Sunday, November 22, 2009


I am grateful for the many thoughtful comments (mostly private) on the last post. It's true that, at the moment, the organ is anything but "in." Chamber music and symphonies by Central European, German-speaking composers, written between 1775 and 1925 -- that is in. But look at how the Early Music movement was a mere curiosity in the 1950s. In the 1960s it was derided, but it was becoming prevalent enough to scare people into that derision. By the 1970s it was starting to be trendy; now people were really becoming scared. By the 1980s, Boston had more Early Music happening than the other kind. Today, most all classical musicians of any camp perform Baroque music with some sort of stylistic understanding. In 1950 it wouldn't have seemed possible.

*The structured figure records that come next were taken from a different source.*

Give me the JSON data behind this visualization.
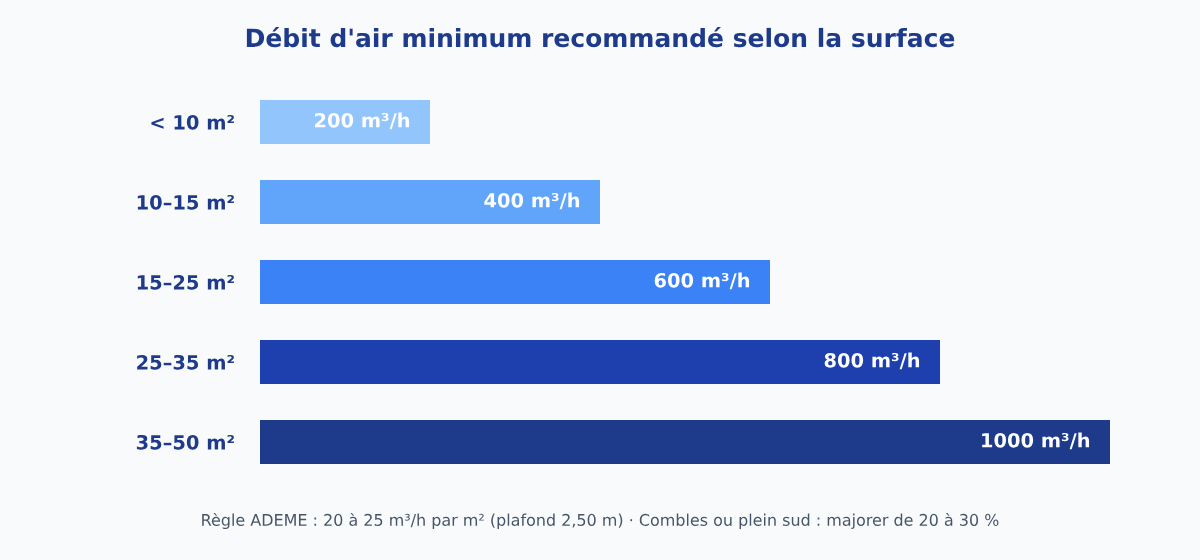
{
  "chart_data": {
    "type": "bar",
    "orientation": "horizontal",
    "title": "Débit d'air minimum recommandé selon la surface",
    "categories": [
      "< 10 m²",
      "10–15 m²",
      "15–25 m²",
      "25–35 m²",
      "35–50 m²"
    ],
    "values": [
      200,
      400,
      600,
      800,
      1000
    ],
    "colors": [
      "#93c5fd",
      "#60a5fa",
      "#3b82f6",
      "#1e40af",
      "#1e3a8a"
    ],
    "value_labels": [
      "200 m³/h",
      "400 m³/h",
      "600 m³/h",
      "800 m³/h",
      "1000 m³/h"
    ],
    "xlim": [
      0,
      1000
    ],
    "tick_labels": "y",
    "grid": false,
    "legend": false,
    "annotations": [
      "Règle ADEME : 20 à 25 m³/h par m² (plafond 2,50 m) · Combles ou plein sud : majorer de 20 à 30 %"
    ]
  }
}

Why can't there be a musical renaissance if there's already been a culinary one? Today you can go to a regular supermarket and find 15 kinds of whole bean coffee, 15 kinds of pasta, 15 kinds of cheese, 15 kinds of olive oil, 15 kinds of wheat bread ... As recently as 20 years ago, you had to go to expensive specialty stores for anything like that. And TV didn't have entire cooking networks -- there were Julia Child and the Frugal Gourmet, and only a couple of other smaller names. The public has become culinarily more sophisticated, more aware. It can also happen for music, and especially for the organ. In fact, I think it will.